Kent Sepkowitz, director of infection control at Memorial Sloan-Kettering Cancer Center in New York, authored another article in the series, contending that the vaccine does not spread as easily as has been reported.  Immunized hospital workers are unlikely to spread live vaccine to at-risk patients if they keep inoculation sites covered and wash their hands regularly, he said.

“My main mantra is that if we go slowly we’ll do fine,” Sepkowitz said.  “But if hospitals are asked to vaccinate quickly and we don’t have time to figure out what we’re doing and deal with surprises that are in store, we could make a mess,” he added (Denise Grady, New York Times, Dec. 20).

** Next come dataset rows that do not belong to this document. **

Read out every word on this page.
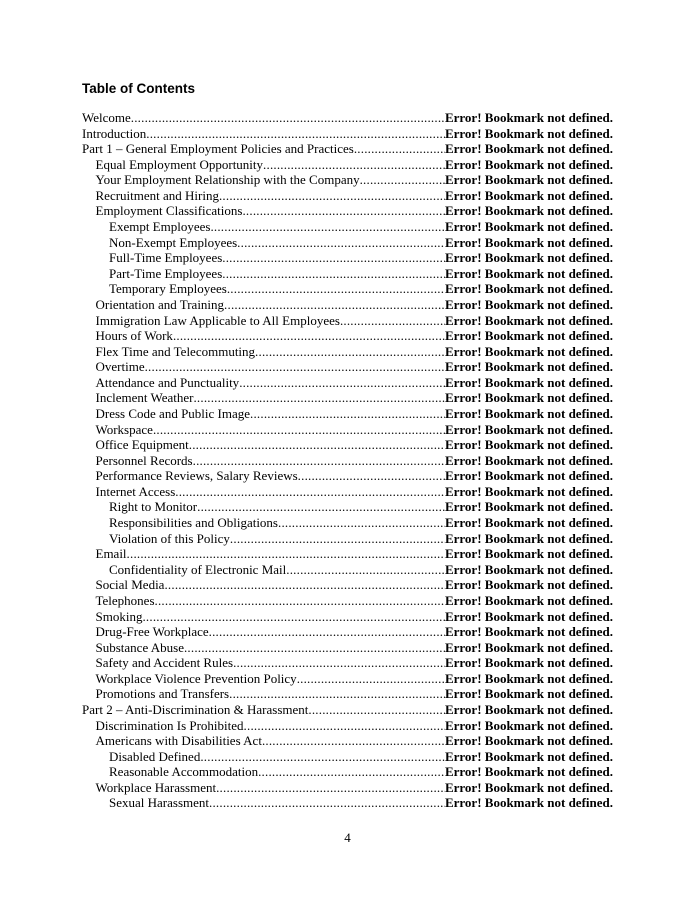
Table of Contents
Welcome .....	Error! Bookmark not defined.
Introduction .....	Error! Bookmark not defined.
Part 1 – General Employment Policies and Practices .....	Error! Bookmark not defined.
Equal Employment Opportunity .....	Error! Bookmark not defined.
Your Employment Relationship with the Company .....	Error! Bookmark not defined.
Recruitment and Hiring .....	Error! Bookmark not defined.
Employment Classifications .....	Error! Bookmark not defined.
Exempt Employees .....	Error! Bookmark not defined.
Non-Exempt Employees .....	Error! Bookmark not defined.
Full-Time Employees .....	Error! Bookmark not defined.
Part-Time Employees .....	Error! Bookmark not defined.
Temporary Employees .....	Error! Bookmark not defined.
Orientation and Training .....	Error! Bookmark not defined.
Immigration Law Applicable to All Employees .....	Error! Bookmark not defined.
Hours of Work .....	Error! Bookmark not defined.
Flex Time and Telecommuting .....	Error! Bookmark not defined.
Overtime .....	Error! Bookmark not defined.
Attendance and Punctuality .....	Error! Bookmark not defined.
Inclement Weather .....	Error! Bookmark not defined.
Dress Code and Public Image .....	Error! Bookmark not defined.
Workspace .....	Error! Bookmark not defined.
Office Equipment .....	Error! Bookmark not defined.
Personnel Records .....	Error! Bookmark not defined.
Performance Reviews, Salary Reviews .....	Error! Bookmark not defined.
Internet Access .....	Error! Bookmark not defined.
Right to Monitor .....	Error! Bookmark not defined.
Responsibilities and Obligations .....	Error! Bookmark not defined.
Violation of this Policy .....	Error! Bookmark not defined.
Email .....	Error! Bookmark not defined.
Confidentiality of Electronic Mail .....	Error! Bookmark not defined.
Social Media .....	Error! Bookmark not defined.
Telephones .....	Error! Bookmark not defined.
Smoking .....	Error! Bookmark not defined.
Drug-Free Workplace .....	Error! Bookmark not defined.
Substance Abuse .....	Error! Bookmark not defined.
Safety and Accident Rules .....	Error! Bookmark not defined.
Workplace Violence Prevention Policy .....	Error! Bookmark not defined.
Promotions and Transfers .....	Error! Bookmark not defined.
Part 2 – Anti-Discrimination & Harassment .....	Error! Bookmark not defined.
Discrimination Is Prohibited .....	Error! Bookmark not defined.
Americans with Disabilities Act .....	Error! Bookmark not defined.
Disabled Defined .....	Error! Bookmark not defined.
Reasonable Accommodation .....	Error! Bookmark not defined.
Workplace Harassment .....	Error! Bookmark not defined.
Sexual Harassment .....	Error! Bookmark not defined.
4
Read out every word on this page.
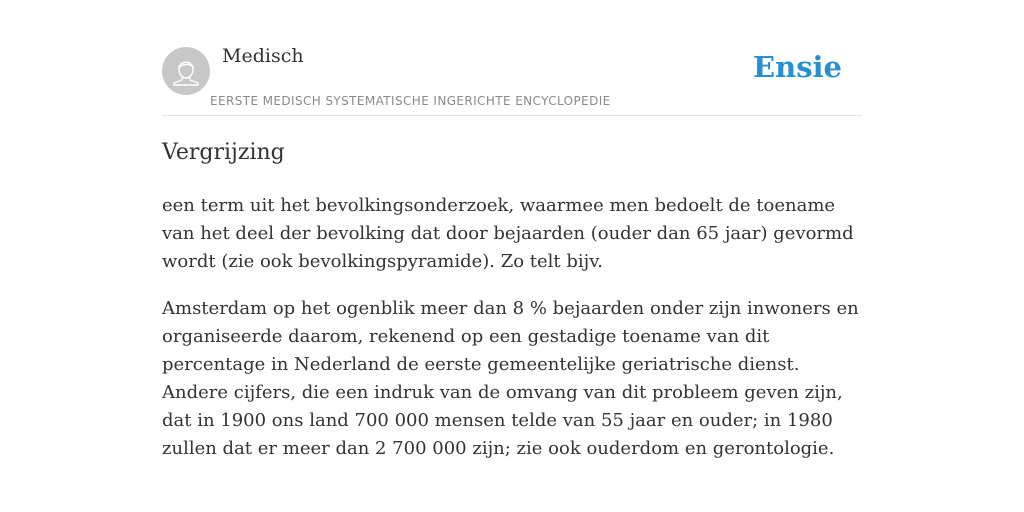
Medisch
EERSTE MEDISCH SYSTEMATISCHE INGERICHTE ENCYCLOPEDIE
Ensie
Vergrijzing

een term uit het bevolkingsonderzoek, waarmee men bedoelt de toename van het deel der bevolking dat door bejaarden (ouder dan 65 jaar) gevormd wordt (zie ook bevolkingspyramide). Zo telt bijv.

Amsterdam op het ogenblik meer dan 8 % bejaarden onder zijn inwoners en organiseerde daarom, rekenend op een gestadige toename van dit percentage in Nederland de eerste gemeentelijke geriatrische dienst. Andere cijfers, die een indruk van de omvang van dit probleem geven zijn, dat in 1900 ons land 700 000 mensen telde van 55 jaar en ouder; in 1980 zullen dat er meer dan 2 700 000 zijn; zie ook ouderdom en gerontologie.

During testimony to a panel established by the Institute of Medicine, however, several medical groups criticized Bush’s immunization plan, saying that it could strain hospital resources, the Los Angeles Times reported today.

“As critical as it is that we be prepared to respond to a smallpox attack, it cannot come at the expense” of other hospital functions, said George Hardy, executive director of the Association of State and Territorial Health Officials.

Hospitals are already strained and facing nursing and funding shortages, officials testified.

“Tuberculosis, E. coli and measles are not taking a furlough,” warned Patrick Libbey, executive director of the National Association of County and City Health Officials.

Medical groups said that the federal government should slow its plan.  The American Hospital Association and the American Nurses Association both called on the government to protect workers from liability and create a federal fund to compensate victims of the vaccine, the Times reported (Kemper/Mestel, Los Angeles Times, Dec. 20).